For 2012-13, Sovereign paid $22,000 more in taxes than before the sale, he said.
Brandmier said industrial property value equalization for 2014 is down 12% overall.
“This year the Visteon property assessment will not be changed,” he said, with the township making the adjustments, pluses or minuses, where they are needed.
He said the equalization is now done by property class, i.e. industrial, commercial, and residential.
Director Mullen asked for an outlook/projection for equalization and Brandmier said the residential class is increasing, commercial is a little flat and may go down a little more for another year. Industrial class is flat.
John Delaney asked from the audience if there were plans to market the out-lots for development at Sovereign.
Chairman Dotson said LDFA member Richard Gavalier brought that up at a previous meeting, asking what is the township doing to try to build, try to grow, and do some more over there to try to get some more income from that property.

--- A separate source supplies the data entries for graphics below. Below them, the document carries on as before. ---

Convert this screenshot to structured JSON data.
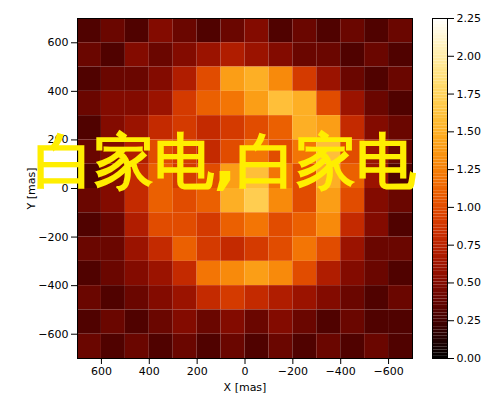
{
  "chart_data": {
    "type": "heatmap",
    "xlabel": "X [mas]",
    "ylabel": "Y [mas]",
    "xlim": [
      700,
      -700
    ],
    "ylim": [
      -700,
      700
    ],
    "xticks": [
      600,
      400,
      200,
      0,
      -200,
      -400,
      -600
    ],
    "yticks": [
      -600,
      -400,
      -200,
      0,
      200,
      400,
      600
    ],
    "annotation": "白家电,白家电",
    "x": [
      650,
      550,
      450,
      350,
      250,
      150,
      50,
      -50,
      -150,
      -250,
      -350,
      -450,
      -550,
      -650
    ],
    "y": [
      650,
      550,
      450,
      350,
      250,
      150,
      50,
      -50,
      -150,
      -250,
      -350,
      -450,
      -550,
      -650
    ],
    "values": [
      [
        0.3,
        0.4,
        0.3,
        0.5,
        0.4,
        0.3,
        0.4,
        0.5,
        0.3,
        0.4,
        0.3,
        0.4,
        0.3,
        0.4
      ],
      [
        0.4,
        0.3,
        0.5,
        0.4,
        0.5,
        0.6,
        0.7,
        0.6,
        0.5,
        0.4,
        0.4,
        0.3,
        0.4,
        0.3
      ],
      [
        0.3,
        0.4,
        0.4,
        0.5,
        0.7,
        1.0,
        1.4,
        1.5,
        1.3,
        0.9,
        0.6,
        0.4,
        0.3,
        0.4
      ],
      [
        0.4,
        0.5,
        0.5,
        0.6,
        0.9,
        1.1,
        1.2,
        1.4,
        1.6,
        1.5,
        1.0,
        0.6,
        0.4,
        0.3
      ],
      [
        0.3,
        0.5,
        0.6,
        0.8,
        0.9,
        0.8,
        0.9,
        1.0,
        1.1,
        1.5,
        1.4,
        0.8,
        0.5,
        0.4
      ],
      [
        0.4,
        0.5,
        0.7,
        1.0,
        0.9,
        0.8,
        1.0,
        1.2,
        1.0,
        1.2,
        1.6,
        1.0,
        0.6,
        0.4
      ],
      [
        0.3,
        0.5,
        0.8,
        1.1,
        0.9,
        1.0,
        1.4,
        1.6,
        1.2,
        1.0,
        1.5,
        1.1,
        0.6,
        0.3
      ],
      [
        0.4,
        0.5,
        0.8,
        1.1,
        1.0,
        1.1,
        1.5,
        1.7,
        1.3,
        1.0,
        1.4,
        1.0,
        0.5,
        0.4
      ],
      [
        0.3,
        0.4,
        0.7,
        1.0,
        1.0,
        0.9,
        1.1,
        1.2,
        1.0,
        1.1,
        1.3,
        0.8,
        0.5,
        0.3
      ],
      [
        0.4,
        0.4,
        0.6,
        0.8,
        1.1,
        0.9,
        0.8,
        0.9,
        1.0,
        1.2,
        1.0,
        0.6,
        0.4,
        0.4
      ],
      [
        0.3,
        0.4,
        0.5,
        0.6,
        0.8,
        1.2,
        1.3,
        1.4,
        1.3,
        1.0,
        0.7,
        0.5,
        0.4,
        0.3
      ],
      [
        0.4,
        0.3,
        0.4,
        0.5,
        0.6,
        0.8,
        0.9,
        0.8,
        0.7,
        0.6,
        0.5,
        0.4,
        0.3,
        0.4
      ],
      [
        0.3,
        0.4,
        0.3,
        0.4,
        0.5,
        0.4,
        0.5,
        0.4,
        0.5,
        0.4,
        0.3,
        0.4,
        0.3,
        0.3
      ],
      [
        0.4,
        0.3,
        0.4,
        0.3,
        0.4,
        0.3,
        0.4,
        0.3,
        0.4,
        0.3,
        0.4,
        0.3,
        0.4,
        0.3
      ]
    ],
    "colorbar": {
      "range": [
        0,
        2.25
      ],
      "ticks": [
        {
          "value": 0,
          "label": "0.00"
        },
        {
          "value": 0.25,
          "label": "0.25"
        },
        {
          "value": 0.5,
          "label": "0.50"
        },
        {
          "value": 0.75,
          "label": "0.75"
        },
        {
          "value": 1,
          "label": "1.00"
        },
        {
          "value": 1.25,
          "label": "1.25"
        },
        {
          "value": 1.5,
          "label": "1.50"
        },
        {
          "value": 1.75,
          "label": "1.75"
        },
        {
          "value": 2,
          "label": "2.00"
        },
        {
          "value": 2.25,
          "label": "2.25"
        }
      ]
    }
  }
}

VBT Supervisor Linda Combs said, again, that she would call Sovereign and set up a meeting with Director Mullen and herself and possibly Chairman Dotson to discuss that with them.
At the December meeting Supervisor Combs volunteered to check with Sovereign Partners to see if it had a broker for the property.
From the audience Carl Johnson asked Brandmier, “If you had a crystal ball what would the incremental increase look like moving forward?”
“At the Sovereign piece, it will go up very slowly,” Brandmier said, adding, the market value of those types of property don’t increase that much. If you only have one sale on that type of property every three or four years, it’s difficult to access or appraise the market value, he said.
The Independent asked if other properties in the district show any signs of growth. Stevenson said there may be an increase in personal property but they’re not due until Feb. 20.
The Independent also asked Dotson if the budget would need to be adjusted for a lack of increased tax revenue. The 2014 LDFA budget anticipates a $75,000 increase in tax revenue.
Director Mullen answered that the budget is based on projected income going forward.
Mullen added, “We’ve got a rainy day fund (bankruptcy settlement) and excess income fund (interest on settlement) to pay off the bonds through February 2018.”
“I thought you were basing that (budget) on not having this big growth going. It’s just kinda flat,” said Stevenson, who is president of the Michigan Assessors Association.
“What will happen is that we will start paying on a second class of bonds this year or next year that will increase our payments and that’s where we will really end up going underwater in the repayment,” Mullen replied. “Right now we’re almost having enough income to pay it.” He referred to the $477,496 that is not being collected in the district and is coming out of the settlement.
In other business at the Feb. 11 meeting, the LDFA:
• Approved amending the bylaws to change the frequency the LDFA meets to every other month instead of every month. This change requires township board approval. Additional special meetings can be called as needed; and
• Discussed and left unchanged the current attendance policy that states three unexcused absences by any member will result in automatic resignation. Dotson said unexcused absences will not have a per-year time frame and stressed the importance of continuity of business.